Private rural landholders within the Sunshine Coast local government area can apply. If you have received a council grant before, you must have met all of its acquittal conditions. You can only apply for one grant each round.
Priority is given to projects that:
- achieve cost effective on-ground outcomes
- have high ecological value
- have at least matching co-contributions
- deliver benefits to the wider community.
Low priority is given to projects that council has funded before, unless the project has a well-planned staged approach.

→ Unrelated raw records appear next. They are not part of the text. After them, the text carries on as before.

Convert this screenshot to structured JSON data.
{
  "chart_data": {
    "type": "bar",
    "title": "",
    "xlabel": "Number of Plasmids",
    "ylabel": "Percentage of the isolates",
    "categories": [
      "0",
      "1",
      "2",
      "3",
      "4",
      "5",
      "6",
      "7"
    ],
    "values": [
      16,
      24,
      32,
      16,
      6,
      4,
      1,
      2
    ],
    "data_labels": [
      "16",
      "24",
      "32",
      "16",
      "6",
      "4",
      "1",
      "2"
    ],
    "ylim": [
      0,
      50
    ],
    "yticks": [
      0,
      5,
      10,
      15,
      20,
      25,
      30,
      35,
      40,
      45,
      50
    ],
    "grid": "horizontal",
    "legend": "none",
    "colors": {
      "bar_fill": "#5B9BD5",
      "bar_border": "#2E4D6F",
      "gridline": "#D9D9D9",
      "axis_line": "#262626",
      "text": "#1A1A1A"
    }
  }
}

What is eligible for funding?
Natural resource management activities
Projects must be on privately-owned rural land within the Sunshine Coast Council area. The funding can be used for natural resource management activities such as:
- fencing to restrict stock access to significant areas of native vegetation, wetlands or waterways
- installing off-stream stock watering points and stock crossings
- revegetation of degraded areas, and to establish vegetation corridors and buffers
- reducing sediment loss on farms
- controlling environmental weeds to rehabilitate native vegetation
- modifying fencing so it is more wildlife-friendly.

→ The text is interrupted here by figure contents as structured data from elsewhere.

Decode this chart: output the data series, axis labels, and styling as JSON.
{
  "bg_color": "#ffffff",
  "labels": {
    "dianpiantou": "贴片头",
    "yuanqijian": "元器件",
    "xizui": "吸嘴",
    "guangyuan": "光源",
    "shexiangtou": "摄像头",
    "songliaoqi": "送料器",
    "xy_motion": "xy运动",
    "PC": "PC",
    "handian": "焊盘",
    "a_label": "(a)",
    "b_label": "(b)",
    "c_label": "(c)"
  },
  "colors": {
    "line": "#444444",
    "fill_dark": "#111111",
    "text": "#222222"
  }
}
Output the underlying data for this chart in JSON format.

Other activities may be considered after consultation with a Conservation Partnership Officer during the site visit.
Funding is available for costs associated with the above activities, including:
- purchase of materials, such as:
- native plants (tubestock only)
- fencing wire
- fees for hiring qualified and experienced contractors
- hire of specialist equipment needed to complete the project.
What is not eligible for funding?
Works or activities not eligible for funding are those that:
- are not on private land
- are a condition of a development approval
- are the landholder’s legal responsibility (e.g. control of Class 1 or 2 declared weeds, boundary fencing, property rates and approval fees)
- are the landholder’s normal responsibility (e.g. upgrades and maintenance of infrastructure such as dams, fences and tracks)
- breach local, state or commonwealth legislation or policy
- focus on providing private or scenic amenity e.g. landscaping
- occur on urban properties.
You may not claim funds for:
- your own or a relative’s labour
- equipment purchase, servicing or costs (e.g. fuel)
- work or purchases undertaken before making the application
- weed management activities in production or domestic areas (e.g. orchards, pastures, crops, gardens or around dwellings)
- contractor fees for planting native plants received from another council program (e.g. Land for Wildlife).
Note: Council expects that landowners will undertake revegetation unless physically unable to do so.